- Born: 1877 Belgium
- Died: 1923 (aged 45–46) France
- Occupation: Art dealer
- Organization: Demotte Galleries
- Children: Lucien (died 1934)

= George Joseph Demotte =

International art dealer (1877–1923)

George Joseph Demotte, alternatively Georges-Joseph Demotte (1877–1923) was a Belgian-born art dealer, the owner of galleries in Paris (27 rue de Berri) and New York (8 East 57th Street) specializing in the sale of medieval French art.

He has become infamous among historians of Islamic art for his treatment of the highly important Great Mongol Shahnameh or "Demotte Shahnameh". This came into Demotte's hands about 1910, when "he bought it from Shemavan Malayan, brother-in-law of the well-known dealer Hagop Kevorkian, who had brought it from Tehran".
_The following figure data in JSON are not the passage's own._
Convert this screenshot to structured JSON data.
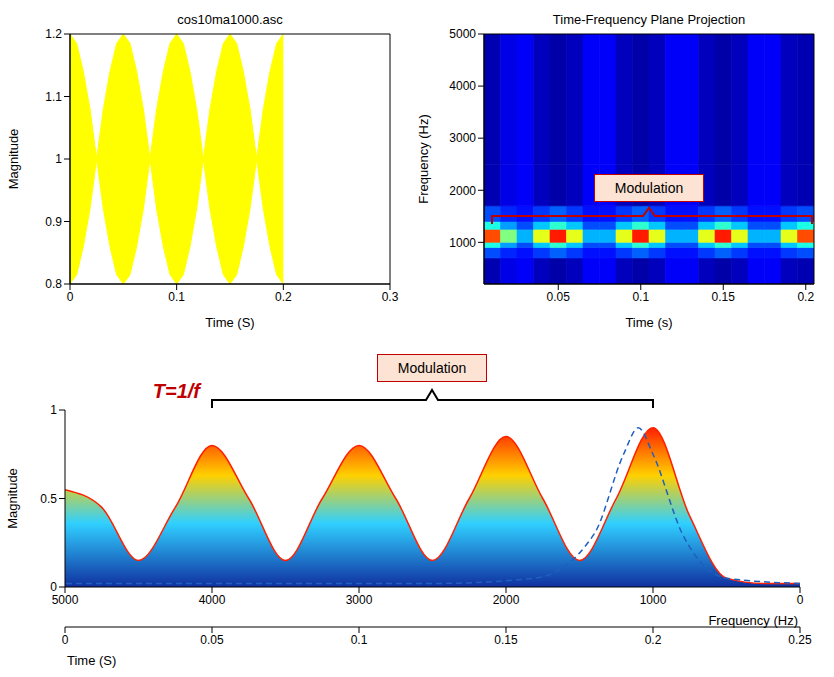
{
  "chart_data": [
    {
      "type": "area",
      "title": "cos10ma1000.asc",
      "x_label": "Time (S)",
      "y_label": "Magnitude",
      "x": [
        0,
        0.00625,
        0.0125,
        0.01875,
        0.025,
        0.03125,
        0.0375,
        0.04375,
        0.05,
        0.05625,
        0.0625,
        0.06875,
        0.075,
        0.08125,
        0.0875,
        0.09375,
        0.1,
        0.10625,
        0.1125,
        0.11875,
        0.125,
        0.13125,
        0.1375,
        0.14375,
        0.15,
        0.15625,
        0.1625,
        0.16875,
        0.175,
        0.18125,
        0.1875,
        0.19375,
        0.2
      ],
      "upper": [
        1.2,
        1.185,
        1.14,
        1.08,
        1.0,
        1.08,
        1.14,
        1.185,
        1.2,
        1.185,
        1.14,
        1.08,
        1.0,
        1.08,
        1.14,
        1.185,
        1.2,
        1.185,
        1.14,
        1.08,
        1.0,
        1.08,
        1.14,
        1.185,
        1.2,
        1.185,
        1.14,
        1.08,
        1.0,
        1.08,
        1.14,
        1.185,
        1.2
      ],
      "lower": [
        0.8,
        0.815,
        0.86,
        0.92,
        1.0,
        0.92,
        0.86,
        0.815,
        0.8,
        0.815,
        0.86,
        0.92,
        1.0,
        0.92,
        0.86,
        0.815,
        0.8,
        0.815,
        0.86,
        0.92,
        1.0,
        0.92,
        0.86,
        0.815,
        0.8,
        0.815,
        0.86,
        0.92,
        1.0,
        0.92,
        0.86,
        0.815,
        0.8
      ],
      "color": "#ffff00",
      "xlim": [
        0,
        0.3
      ],
      "xticks": [
        0,
        0.1,
        0.2,
        0.3
      ],
      "ylim": [
        0.8,
        1.2
      ],
      "yticks": [
        0.8,
        0.9,
        1,
        1.1,
        1.2
      ]
    },
    {
      "type": "heatmap",
      "title": "Time-Frequency Plane Projection",
      "x_label": "Time (s)",
      "y_label": "Frequency (Hz)",
      "x_edges": [
        0.005,
        0.015,
        0.025,
        0.035,
        0.045,
        0.055,
        0.065,
        0.075,
        0.085,
        0.095,
        0.105,
        0.115,
        0.125,
        0.135,
        0.145,
        0.155,
        0.165,
        0.175,
        0.185,
        0.195,
        0.205
      ],
      "y_edges": [
        200,
        700,
        900,
        1000,
        1250,
        1400,
        1700,
        2500,
        5000
      ],
      "cells": [
        [
          0.05,
          0.1,
          0.12,
          0.06,
          0.04,
          0.06,
          0.12,
          0.12,
          0.06,
          0.04,
          0.06,
          0.12,
          0.12,
          0.06,
          0.04,
          0.06,
          0.12,
          0.12,
          0.06,
          0.05
        ],
        [
          0.2,
          0.16,
          0.14,
          0.18,
          0.22,
          0.18,
          0.14,
          0.14,
          0.18,
          0.22,
          0.18,
          0.14,
          0.14,
          0.18,
          0.22,
          0.18,
          0.14,
          0.14,
          0.18,
          0.2
        ],
        [
          0.4,
          0.28,
          0.2,
          0.32,
          0.42,
          0.32,
          0.2,
          0.2,
          0.32,
          0.42,
          0.32,
          0.2,
          0.2,
          0.32,
          0.42,
          0.32,
          0.2,
          0.2,
          0.32,
          0.4
        ],
        [
          0.8,
          0.5,
          0.3,
          0.6,
          0.85,
          0.6,
          0.3,
          0.3,
          0.6,
          0.85,
          0.6,
          0.3,
          0.3,
          0.6,
          0.85,
          0.6,
          0.3,
          0.3,
          0.6,
          0.8
        ],
        [
          0.4,
          0.28,
          0.2,
          0.32,
          0.42,
          0.32,
          0.2,
          0.2,
          0.32,
          0.42,
          0.32,
          0.2,
          0.2,
          0.32,
          0.42,
          0.32,
          0.2,
          0.2,
          0.32,
          0.4
        ],
        [
          0.2,
          0.16,
          0.14,
          0.18,
          0.22,
          0.18,
          0.14,
          0.14,
          0.18,
          0.22,
          0.18,
          0.14,
          0.14,
          0.18,
          0.22,
          0.18,
          0.14,
          0.14,
          0.18,
          0.2
        ],
        [
          0.05,
          0.1,
          0.12,
          0.06,
          0.04,
          0.06,
          0.12,
          0.12,
          0.06,
          0.04,
          0.06,
          0.12,
          0.12,
          0.06,
          0.04,
          0.06,
          0.12,
          0.12,
          0.06,
          0.05
        ],
        [
          0.05,
          0.1,
          0.12,
          0.06,
          0.04,
          0.06,
          0.12,
          0.12,
          0.06,
          0.04,
          0.06,
          0.12,
          0.12,
          0.06,
          0.04,
          0.06,
          0.12,
          0.12,
          0.06,
          0.05
        ]
      ],
      "xlim": [
        0.005,
        0.205
      ],
      "xticks": [
        0.05,
        0.1,
        0.15,
        0.2
      ],
      "ylim": [
        200,
        5000
      ],
      "yticks": [
        1000,
        2000,
        3000,
        4000,
        5000
      ],
      "annotation": "Modulation"
    },
    {
      "type": "surface",
      "x_label": "Time (S)",
      "y_label": "Magnitude",
      "x2_label": "Frequency (Hz)",
      "x": [
        0,
        0.0125,
        0.025,
        0.0375,
        0.05,
        0.0625,
        0.075,
        0.0875,
        0.1,
        0.1125,
        0.125,
        0.1375,
        0.15,
        0.1625,
        0.175,
        0.1875,
        0.2,
        0.2125,
        0.225,
        0.2375,
        0.25
      ],
      "values": [
        0.55,
        0.45,
        0.15,
        0.45,
        0.8,
        0.5,
        0.15,
        0.5,
        0.8,
        0.5,
        0.15,
        0.5,
        0.85,
        0.5,
        0.15,
        0.5,
        0.9,
        0.4,
        0.05,
        0.02,
        0.02
      ],
      "color": "#ff2000",
      "spectrum": {
        "frequency": [
          0,
          500,
          800,
          1000,
          1100,
          1200,
          1400,
          1800,
          2500,
          5000
        ],
        "values": [
          0.02,
          0.05,
          0.3,
          0.75,
          0.9,
          0.75,
          0.3,
          0.05,
          0.02,
          0.02
        ],
        "color": "#1f5fbf",
        "line_style": "dashed"
      },
      "xlim": [
        0,
        0.25
      ],
      "xticks": [
        0,
        0.05,
        0.1,
        0.15,
        0.2,
        0.25
      ],
      "x2lim": [
        0,
        5000
      ],
      "x2ticks": [
        5000,
        4000,
        3000,
        2000,
        1000,
        0
      ],
      "ylim": [
        0,
        1
      ],
      "yticks": [
        0,
        0.5,
        1
      ],
      "annotations": [
        "T=1/f",
        "Modulation"
      ]
    }
  ]
}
Demotte failed to raise the price he wanted for the whole manuscript from the Metropolitan Museum of Art and other potential buyers. He then separated the miniatures and sold them, after various physical interventions to increase the sale value, and without properly recording the original form of the book. Pages were pulled apart to give two sides with miniatures, and to disguise this and the resulting damage, calligraphers were hired to add new text, often from the wrong part of the work, as Demotte did not expect his new clientele of wealthy collectors to be able to read Persian. This has left the subject of some miniatures still uncertain, as the surrounding text does not match them. Scholars have been very critical of the "infamous" Demotte, and it irked many that the manuscript he treated so brutally carried his name, so the new name of "Great Mongol Shahnameh" was promoted, and has generally won acceptance.
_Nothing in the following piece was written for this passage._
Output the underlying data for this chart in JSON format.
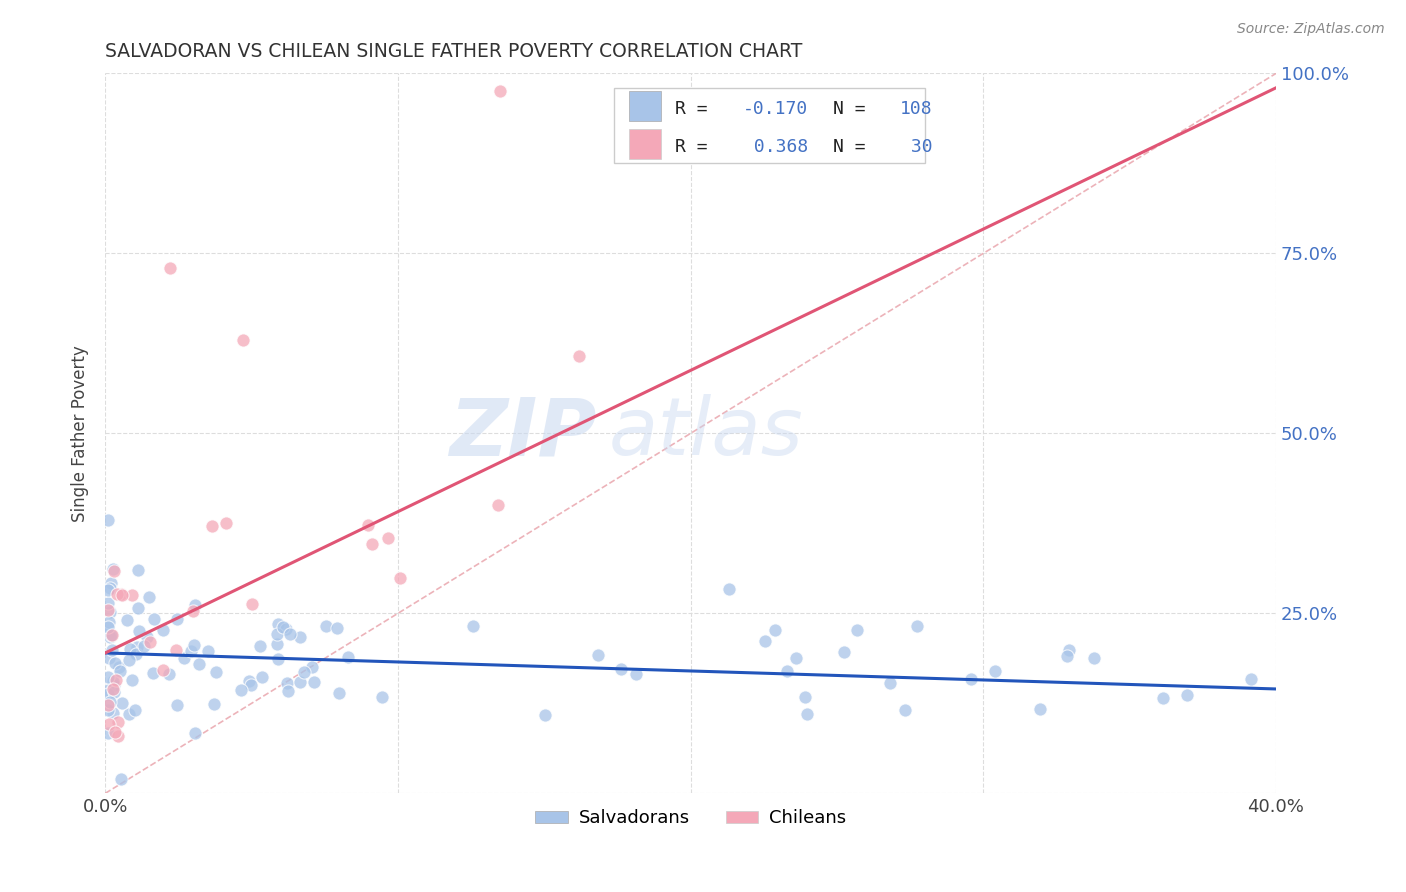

His portrait was painted by Henri Matisse in 1918.

In 1923 he sued his former New York agent, Jean Vigoroux, in the French courts for embezzlement, while simultaneously suing Sir Joseph Duveen for slander in the American courts, for having declared a medieval statuette that Demotte had sold a fake. Neither suit had been settled when Demotte died, accidentally shot by a friend and fellow art-dealer, Otto Wegener, while returning from a boar-hunting trip. Wegener was cleared of homicide by the French courts, but ordered to pay compensation to Demotte's family.

Demotte's galleries, estimated at the time of his death to be worth $2,000,000, passed to his seventeen-year-old son Lucien (died 1934).